A new set of rules to make sure big business pays its fair share of tax will be unveiled today as part of efforts by the world's leading countries to crack down on avoidance.
The Organisation for Economic Co-operation and Development will present its proposals to G20 finance ministers in Moscow this morning, according to the Telegraph.
Its recommendations will be designed to prevent multi-nationals abusing rules that allow them to move profits from one jurisdiction to another to reduce their overall tax bill.
In the UK, Google, Amazon and Starbucks have come under political scrutiny after it emerged that they paid little or no tax on their British operations after profits were legally squirrelled offshore.
Both the Chancellor and the Prime Minister have taken great efforts to build an international consensus against tax avoidance.
To help the OECD with its work, the UK has contributed to the cost of the research. France and Germany have also been strongly supportive of the crack down.
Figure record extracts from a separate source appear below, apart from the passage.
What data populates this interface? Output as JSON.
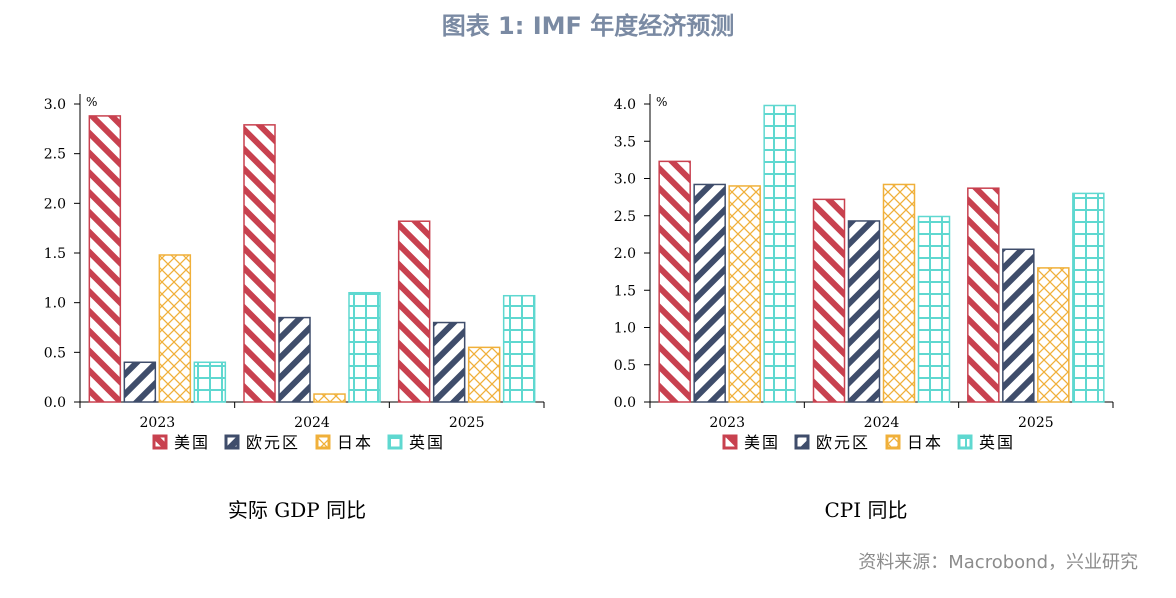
{
  "page": {
    "title": "图表 1: IMF 年度经济预测",
    "source": "资料来源：Macrobond，兴业研究"
  },
  "colors": {
    "美国": "#c8414f",
    "欧元区": "#3f4d6b",
    "日本": "#f0b03a",
    "英国": "#5fd8d0"
  },
  "chart_data": [
    {
      "type": "bar",
      "title": "实际 GDP 同比",
      "unit": "%",
      "categories": [
        "2023",
        "2024",
        "2025"
      ],
      "ylim": [
        0,
        3.0
      ],
      "yticks": [
        "0.0",
        "0.5",
        "1.0",
        "1.5",
        "2.0",
        "2.5",
        "3.0"
      ],
      "legend_position": "bottom",
      "series": [
        {
          "name": "美国",
          "values": [
            2.88,
            2.79,
            1.82
          ]
        },
        {
          "name": "欧元区",
          "values": [
            0.4,
            0.85,
            0.8
          ]
        },
        {
          "name": "日本",
          "values": [
            1.48,
            0.08,
            0.55
          ]
        },
        {
          "name": "英国",
          "values": [
            0.4,
            1.1,
            1.07
          ]
        }
      ]
    },
    {
      "type": "bar",
      "title": "CPI 同比",
      "unit": "%",
      "categories": [
        "2023",
        "2024",
        "2025"
      ],
      "ylim": [
        0,
        4.0
      ],
      "yticks": [
        "0.0",
        "0.5",
        "1.0",
        "1.5",
        "2.0",
        "2.5",
        "3.0",
        "3.5",
        "4.0"
      ],
      "legend_position": "bottom",
      "series": [
        {
          "name": "美国",
          "values": [
            3.23,
            2.72,
            2.87
          ]
        },
        {
          "name": "欧元区",
          "values": [
            2.92,
            2.43,
            2.05
          ]
        },
        {
          "name": "日本",
          "values": [
            2.9,
            2.92,
            1.8
          ]
        },
        {
          "name": "英国",
          "values": [
            3.98,
            2.49,
            2.8
          ]
        }
      ]
    }
  ]
}
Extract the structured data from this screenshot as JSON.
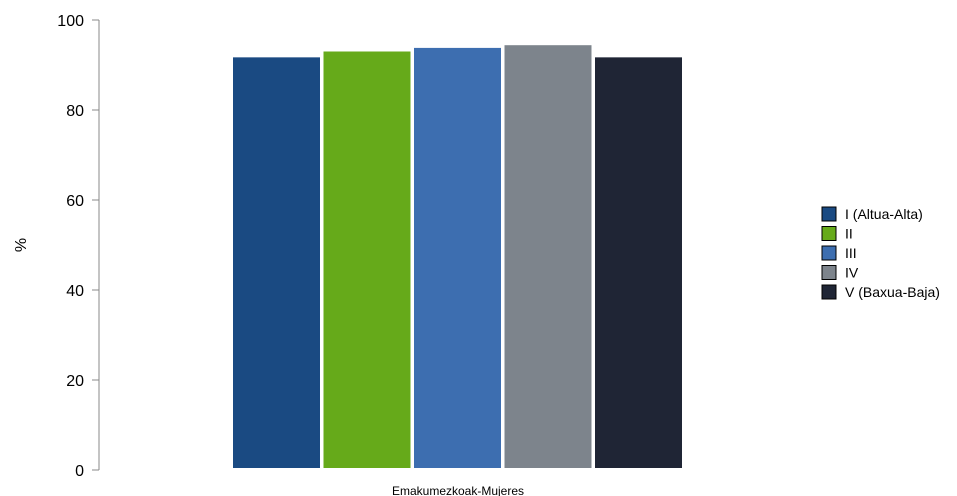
{
  "chart_data": {
    "type": "bar",
    "title": "",
    "xlabel": "",
    "ylabel": "%",
    "ylim": [
      0,
      100
    ],
    "yticks": [
      0,
      20,
      40,
      60,
      80,
      100
    ],
    "grid": false,
    "legend_position": "right",
    "categories": [
      "Emakumezkoak-Mujeres"
    ],
    "series": [
      {
        "name": "I (Altua-Alta)",
        "values": [
          91.7
        ],
        "color": "#1a4a82"
      },
      {
        "name": "II",
        "values": [
          93.0
        ],
        "color": "#66aa1a"
      },
      {
        "name": "III",
        "values": [
          93.8
        ],
        "color": "#3d6eb0"
      },
      {
        "name": "IV",
        "values": [
          94.4
        ],
        "color": "#7d848c"
      },
      {
        "name": "V (Baxua-Baja)",
        "values": [
          91.7
        ],
        "color": "#1f2535"
      }
    ]
  }
}
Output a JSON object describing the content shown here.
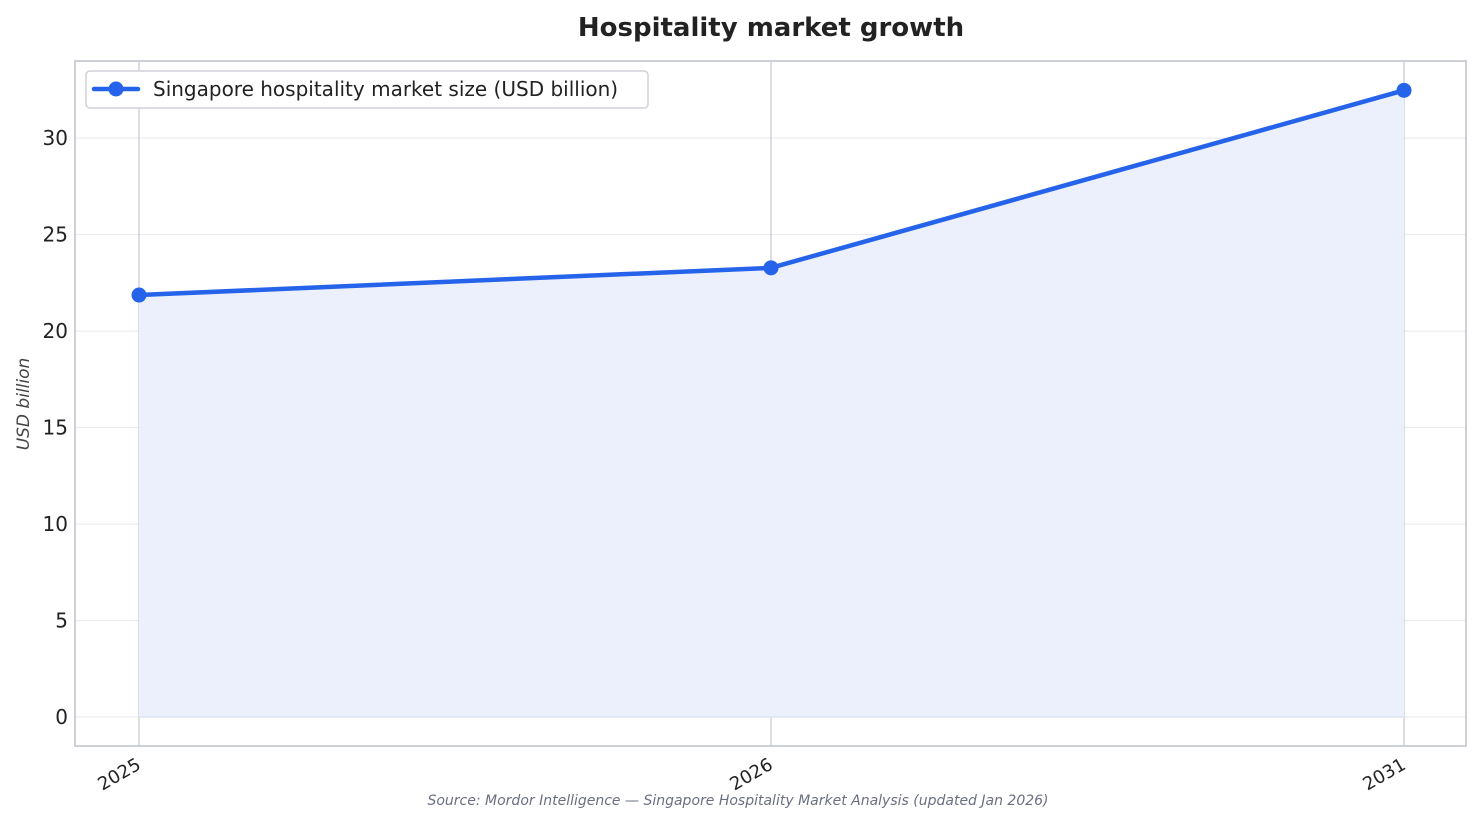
{
  "chart_data": {
    "type": "area",
    "title": "Hospitality market growth",
    "xlabel": "",
    "ylabel": "USD billion",
    "categories": [
      "2025",
      "2026",
      "2031"
    ],
    "series": [
      {
        "name": "Singapore hospitality market size (USD billion)",
        "values": [
          21.87,
          23.28,
          32.48
        ],
        "color": "#2563eb",
        "fill_color": "#ebf0fc"
      }
    ],
    "ylim": [
      -1.5,
      34
    ],
    "yticks": [
      0,
      5,
      10,
      15,
      20,
      25,
      30
    ],
    "ytick_labels": [
      "0",
      "5",
      "10",
      "15",
      "20",
      "25",
      "30"
    ],
    "grid": true,
    "legend_position": "top-left",
    "source": "Source: Mordor Intelligence — Singapore Hospitality Market Analysis (updated Jan 2026)"
  }
}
Big business has argued that it has an obligation to shareholders pay the smallest amount of tax allowed and have expressed frustration with the public debate. Google boss Eric Schmidt has said it is up to governments to set the tax regimes they believe are fair.
However, multi-nationals can take advantage of different countries' tax regimes while domestic businesses can not. The OECD work, on "base erosion" and "profit shifting", should level the playing field and help boost taxpayer coffers.